Era ironia, claro. Mas notei que pertenço a um clube restrito, o mesmo que vai a certos lançamentos de livros ou sessões de cinema repletos de gente querida de cabelos brancos e um e outro sinal de intervenção estética, quando ouvi, da psicanalista — e amiga - Luciana Salum: "uai, e ainda existe Facebook?"
Verdade é que internautas novos emigraram em massa, e restaram nessa rede social poucos adeptos que não tenham visto, ainda crianças, Pelé jogar na Copa do Mundo, ou mesmo alguma apresentação ao vivo do Cazuza. E muitos dos que ficaram nem sempre somam a farta experiência de vida com muita sabedoria.
Pode ser apenas impressão, fruto dos caprichos do algoritmo, mas, para este cronista que vos escreve, parece ser, essa rede, um refúgio para inventores de histórias falsas e edificantes, que se espalham como as figurinhas de "bom-dia" enviadas por senhorinhas bem-intencionadas nos grupos de zap da família.

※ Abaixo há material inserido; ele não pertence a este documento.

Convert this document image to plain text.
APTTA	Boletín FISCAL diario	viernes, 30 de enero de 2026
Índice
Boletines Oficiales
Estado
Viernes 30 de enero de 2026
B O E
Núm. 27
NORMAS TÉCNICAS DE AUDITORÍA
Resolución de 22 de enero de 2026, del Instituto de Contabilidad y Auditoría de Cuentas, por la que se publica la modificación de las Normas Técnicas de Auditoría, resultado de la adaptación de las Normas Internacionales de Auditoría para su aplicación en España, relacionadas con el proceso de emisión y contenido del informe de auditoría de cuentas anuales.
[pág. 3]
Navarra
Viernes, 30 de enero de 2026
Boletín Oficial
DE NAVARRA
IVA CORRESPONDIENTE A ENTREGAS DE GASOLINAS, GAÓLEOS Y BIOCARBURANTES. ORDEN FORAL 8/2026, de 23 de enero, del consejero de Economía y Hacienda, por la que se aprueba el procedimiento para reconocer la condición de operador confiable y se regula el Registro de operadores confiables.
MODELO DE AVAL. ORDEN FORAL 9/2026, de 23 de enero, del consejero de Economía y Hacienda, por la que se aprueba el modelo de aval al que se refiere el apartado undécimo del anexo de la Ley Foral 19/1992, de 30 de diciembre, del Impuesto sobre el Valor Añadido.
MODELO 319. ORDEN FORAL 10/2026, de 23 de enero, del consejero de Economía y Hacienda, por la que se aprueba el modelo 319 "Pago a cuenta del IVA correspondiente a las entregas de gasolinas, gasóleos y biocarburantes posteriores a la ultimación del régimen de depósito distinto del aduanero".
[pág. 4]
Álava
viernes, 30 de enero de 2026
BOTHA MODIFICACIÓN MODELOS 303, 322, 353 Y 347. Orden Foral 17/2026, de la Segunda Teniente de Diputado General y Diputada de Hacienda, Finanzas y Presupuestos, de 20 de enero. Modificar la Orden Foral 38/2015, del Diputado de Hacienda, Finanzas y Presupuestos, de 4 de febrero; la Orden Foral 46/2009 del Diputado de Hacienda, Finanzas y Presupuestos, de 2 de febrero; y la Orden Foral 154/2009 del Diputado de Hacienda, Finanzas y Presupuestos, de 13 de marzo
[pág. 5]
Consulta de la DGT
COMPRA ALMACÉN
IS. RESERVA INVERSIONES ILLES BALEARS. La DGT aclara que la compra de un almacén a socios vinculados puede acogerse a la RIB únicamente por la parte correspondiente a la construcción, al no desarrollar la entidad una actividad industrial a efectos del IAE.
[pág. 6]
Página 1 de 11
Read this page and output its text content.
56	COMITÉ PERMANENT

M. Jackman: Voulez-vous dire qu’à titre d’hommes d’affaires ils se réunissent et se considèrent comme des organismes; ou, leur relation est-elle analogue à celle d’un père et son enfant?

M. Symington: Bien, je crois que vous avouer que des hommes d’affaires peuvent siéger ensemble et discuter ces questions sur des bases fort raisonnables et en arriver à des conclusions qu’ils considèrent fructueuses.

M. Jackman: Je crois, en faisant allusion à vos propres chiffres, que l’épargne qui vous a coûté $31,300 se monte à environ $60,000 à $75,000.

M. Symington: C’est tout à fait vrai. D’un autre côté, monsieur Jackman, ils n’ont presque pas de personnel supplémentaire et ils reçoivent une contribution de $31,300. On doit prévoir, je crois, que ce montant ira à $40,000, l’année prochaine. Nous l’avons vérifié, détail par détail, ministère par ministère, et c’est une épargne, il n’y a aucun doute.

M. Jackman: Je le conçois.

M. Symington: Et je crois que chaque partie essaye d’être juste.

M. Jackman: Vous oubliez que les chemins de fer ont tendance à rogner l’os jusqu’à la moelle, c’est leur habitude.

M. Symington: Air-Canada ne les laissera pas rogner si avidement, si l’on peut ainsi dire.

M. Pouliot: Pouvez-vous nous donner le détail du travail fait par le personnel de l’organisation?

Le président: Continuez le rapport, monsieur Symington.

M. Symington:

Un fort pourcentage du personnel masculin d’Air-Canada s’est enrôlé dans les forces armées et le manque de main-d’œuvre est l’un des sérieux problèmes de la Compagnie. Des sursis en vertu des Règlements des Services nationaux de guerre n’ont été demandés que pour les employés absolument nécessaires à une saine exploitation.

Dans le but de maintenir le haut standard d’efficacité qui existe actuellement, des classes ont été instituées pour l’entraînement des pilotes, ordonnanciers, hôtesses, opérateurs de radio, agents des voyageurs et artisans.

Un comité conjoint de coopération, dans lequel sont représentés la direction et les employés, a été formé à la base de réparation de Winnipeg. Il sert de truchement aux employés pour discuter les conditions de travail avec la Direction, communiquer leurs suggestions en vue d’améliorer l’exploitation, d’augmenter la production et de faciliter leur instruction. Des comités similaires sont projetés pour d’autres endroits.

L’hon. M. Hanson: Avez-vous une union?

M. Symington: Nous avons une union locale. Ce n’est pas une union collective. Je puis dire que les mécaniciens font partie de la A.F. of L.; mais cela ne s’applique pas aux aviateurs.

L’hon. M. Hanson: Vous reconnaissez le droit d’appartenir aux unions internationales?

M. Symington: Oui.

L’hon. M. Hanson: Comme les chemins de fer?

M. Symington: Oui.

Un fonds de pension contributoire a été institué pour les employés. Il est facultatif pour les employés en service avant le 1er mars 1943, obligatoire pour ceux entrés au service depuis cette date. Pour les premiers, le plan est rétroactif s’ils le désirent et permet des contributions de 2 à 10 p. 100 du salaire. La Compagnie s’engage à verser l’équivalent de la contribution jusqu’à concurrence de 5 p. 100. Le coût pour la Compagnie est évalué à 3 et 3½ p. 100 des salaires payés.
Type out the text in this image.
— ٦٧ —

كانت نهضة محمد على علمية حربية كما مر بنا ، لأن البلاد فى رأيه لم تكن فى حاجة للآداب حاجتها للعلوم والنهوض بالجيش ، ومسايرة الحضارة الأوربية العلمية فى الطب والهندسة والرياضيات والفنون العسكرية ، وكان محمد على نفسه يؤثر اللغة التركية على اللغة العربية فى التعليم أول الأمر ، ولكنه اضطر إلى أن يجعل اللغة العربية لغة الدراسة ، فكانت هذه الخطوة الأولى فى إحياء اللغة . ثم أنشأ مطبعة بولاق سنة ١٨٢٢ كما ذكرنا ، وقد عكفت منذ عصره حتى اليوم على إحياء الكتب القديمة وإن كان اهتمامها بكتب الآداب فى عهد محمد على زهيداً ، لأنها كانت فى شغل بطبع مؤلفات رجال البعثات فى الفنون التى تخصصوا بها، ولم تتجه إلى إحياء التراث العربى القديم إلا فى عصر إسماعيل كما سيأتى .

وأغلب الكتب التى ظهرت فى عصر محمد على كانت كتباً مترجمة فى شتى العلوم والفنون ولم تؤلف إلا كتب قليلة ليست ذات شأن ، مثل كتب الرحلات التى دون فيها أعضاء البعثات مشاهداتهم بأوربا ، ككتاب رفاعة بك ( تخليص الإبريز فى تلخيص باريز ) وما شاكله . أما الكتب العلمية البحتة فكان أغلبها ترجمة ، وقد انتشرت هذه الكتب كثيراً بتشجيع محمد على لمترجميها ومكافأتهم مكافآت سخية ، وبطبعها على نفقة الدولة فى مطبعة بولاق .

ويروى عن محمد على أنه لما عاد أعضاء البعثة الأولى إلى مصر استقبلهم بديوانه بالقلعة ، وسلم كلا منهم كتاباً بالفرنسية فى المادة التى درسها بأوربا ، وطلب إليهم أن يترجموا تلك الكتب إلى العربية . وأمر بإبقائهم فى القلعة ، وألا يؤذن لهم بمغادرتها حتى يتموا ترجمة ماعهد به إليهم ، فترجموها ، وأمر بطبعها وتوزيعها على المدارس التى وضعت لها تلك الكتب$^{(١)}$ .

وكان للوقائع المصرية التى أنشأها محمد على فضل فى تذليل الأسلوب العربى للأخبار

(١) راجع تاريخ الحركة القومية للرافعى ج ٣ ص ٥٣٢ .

Houve um tempo em que era impossível abrir a página da rede sem esbarrar em criancinhas africanas sorridentes ao lado de esculturas impressionantes feitas com garrafas pet. E, com as imagens, em geral, um apelo por compartilhamentos e "likes", para fazer justiça a esses pobres artistas mirins tão subestimados...
Estranhas formações nos dedos e membros dos africaninhos, porém, denunciavam serem imagens fictícias, criadas por inteligência artificial. E haja amigo reproduzindo emocionado as figuras edulcorantes e falsas, talvez para expiar o sentimento de culpa por não fazer nada concreto pela humanidade.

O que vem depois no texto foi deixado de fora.